= Alex Barr =

Scottish financier and politician

Alex Barr is a Scottish financier and Alderman representing Cordwainer Ward in the City of London. Prior to this he served as a Common Councilman, also in Cordwainer Ward.

Barr attended Queen Anne High School in Dunfermline, Fife and subsequently the University of Aberdeen. He started his career in investment management in Edinburgh, with Franklin Templeton. In 1995 he joined Henderson Investors, now Janus Henderson, on their US Equities desk. He later joined Morgan Grenfell, (which became Deutsche Asset Management and is now known as DWS), where he was a fund manager and led the oversight of their Multi Asset portfolios. The business was taken over in 2005 by Aberdeen Asset Management (now abrdn), for whom Barr was Head of Private Equity and co-head of their European Private Equity Portfolio Management Team.
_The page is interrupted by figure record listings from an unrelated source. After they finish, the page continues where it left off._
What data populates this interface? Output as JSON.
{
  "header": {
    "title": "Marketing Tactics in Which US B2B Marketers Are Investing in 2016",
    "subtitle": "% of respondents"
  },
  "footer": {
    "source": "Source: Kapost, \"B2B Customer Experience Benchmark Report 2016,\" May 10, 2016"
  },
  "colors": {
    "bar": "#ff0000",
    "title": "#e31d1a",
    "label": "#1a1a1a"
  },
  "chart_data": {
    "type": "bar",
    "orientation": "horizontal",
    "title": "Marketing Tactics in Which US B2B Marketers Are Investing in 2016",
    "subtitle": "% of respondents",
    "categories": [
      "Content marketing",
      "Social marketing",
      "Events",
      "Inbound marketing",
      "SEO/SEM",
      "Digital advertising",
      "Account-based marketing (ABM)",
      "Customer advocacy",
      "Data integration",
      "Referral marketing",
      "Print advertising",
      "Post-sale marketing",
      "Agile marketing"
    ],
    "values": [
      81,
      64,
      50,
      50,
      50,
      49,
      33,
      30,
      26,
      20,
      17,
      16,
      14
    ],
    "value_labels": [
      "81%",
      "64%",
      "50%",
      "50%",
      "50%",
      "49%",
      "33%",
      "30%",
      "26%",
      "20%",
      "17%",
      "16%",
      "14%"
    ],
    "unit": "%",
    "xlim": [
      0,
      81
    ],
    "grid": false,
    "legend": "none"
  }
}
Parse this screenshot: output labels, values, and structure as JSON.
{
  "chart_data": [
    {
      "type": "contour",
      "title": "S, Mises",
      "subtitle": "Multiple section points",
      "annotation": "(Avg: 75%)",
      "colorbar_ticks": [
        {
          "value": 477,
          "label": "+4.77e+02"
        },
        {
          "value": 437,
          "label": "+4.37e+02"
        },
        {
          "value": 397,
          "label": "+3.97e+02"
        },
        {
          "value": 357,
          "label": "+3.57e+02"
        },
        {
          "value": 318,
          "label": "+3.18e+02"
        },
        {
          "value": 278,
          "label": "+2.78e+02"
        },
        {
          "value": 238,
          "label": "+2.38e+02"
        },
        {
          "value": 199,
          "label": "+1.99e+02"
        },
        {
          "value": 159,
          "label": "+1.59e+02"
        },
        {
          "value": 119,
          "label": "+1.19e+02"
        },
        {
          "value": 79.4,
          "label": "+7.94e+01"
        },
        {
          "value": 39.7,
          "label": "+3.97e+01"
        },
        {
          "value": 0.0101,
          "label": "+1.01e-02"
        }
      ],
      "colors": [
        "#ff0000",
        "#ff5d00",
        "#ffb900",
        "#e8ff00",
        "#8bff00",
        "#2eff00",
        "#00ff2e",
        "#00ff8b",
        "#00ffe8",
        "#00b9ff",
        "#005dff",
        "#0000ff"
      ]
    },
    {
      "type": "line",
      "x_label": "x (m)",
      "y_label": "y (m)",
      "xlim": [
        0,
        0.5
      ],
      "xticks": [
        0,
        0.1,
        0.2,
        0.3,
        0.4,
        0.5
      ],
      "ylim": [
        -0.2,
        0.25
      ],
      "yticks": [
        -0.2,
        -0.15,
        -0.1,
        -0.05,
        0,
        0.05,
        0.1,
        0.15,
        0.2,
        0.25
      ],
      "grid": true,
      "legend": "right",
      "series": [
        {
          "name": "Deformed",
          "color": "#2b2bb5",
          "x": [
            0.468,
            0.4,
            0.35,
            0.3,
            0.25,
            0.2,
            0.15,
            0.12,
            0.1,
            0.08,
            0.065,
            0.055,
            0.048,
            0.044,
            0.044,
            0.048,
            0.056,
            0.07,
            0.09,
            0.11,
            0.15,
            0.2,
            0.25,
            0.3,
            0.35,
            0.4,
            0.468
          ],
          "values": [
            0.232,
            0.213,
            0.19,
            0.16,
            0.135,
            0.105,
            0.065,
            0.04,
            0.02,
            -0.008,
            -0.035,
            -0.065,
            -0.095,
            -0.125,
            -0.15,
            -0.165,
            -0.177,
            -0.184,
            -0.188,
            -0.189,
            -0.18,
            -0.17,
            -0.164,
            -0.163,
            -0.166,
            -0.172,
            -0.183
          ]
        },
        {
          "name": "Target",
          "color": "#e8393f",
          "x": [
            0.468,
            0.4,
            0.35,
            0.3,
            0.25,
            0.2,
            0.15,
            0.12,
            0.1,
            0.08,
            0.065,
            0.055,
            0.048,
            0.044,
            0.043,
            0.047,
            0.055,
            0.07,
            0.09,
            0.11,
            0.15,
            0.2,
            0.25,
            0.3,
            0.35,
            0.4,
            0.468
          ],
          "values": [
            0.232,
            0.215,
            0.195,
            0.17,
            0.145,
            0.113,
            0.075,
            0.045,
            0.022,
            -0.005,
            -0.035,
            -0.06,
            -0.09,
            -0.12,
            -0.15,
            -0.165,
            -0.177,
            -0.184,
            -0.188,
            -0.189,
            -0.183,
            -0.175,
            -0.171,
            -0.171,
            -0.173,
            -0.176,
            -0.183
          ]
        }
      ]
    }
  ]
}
He subsequently formed the investment management business Bread Street Capital Partners, which became Sarasin Bread Street and is part of City of London based investment management firm Sarasin & Partners LLP, where Barr is a partner.

==Bramdean Alternatives==
Bramdean Alternatives was an investment company formerly run by Nicola Horlick which got caught up in the Madoff investment scandal. Following this in June 2009 Vincent Tchenguiz utilised his investment company Elsina to seize control at an Extraordinary General Meeting. Subsequently in November 2009 Horlick lost control of Bramdean Alternatives as the investment management contract with her Bramdean Asset Management business was acquired by Aberdeen Asset Management. Barr was then responsible for rebranding the company as Aberdeen Private Equity and taking over the running of it.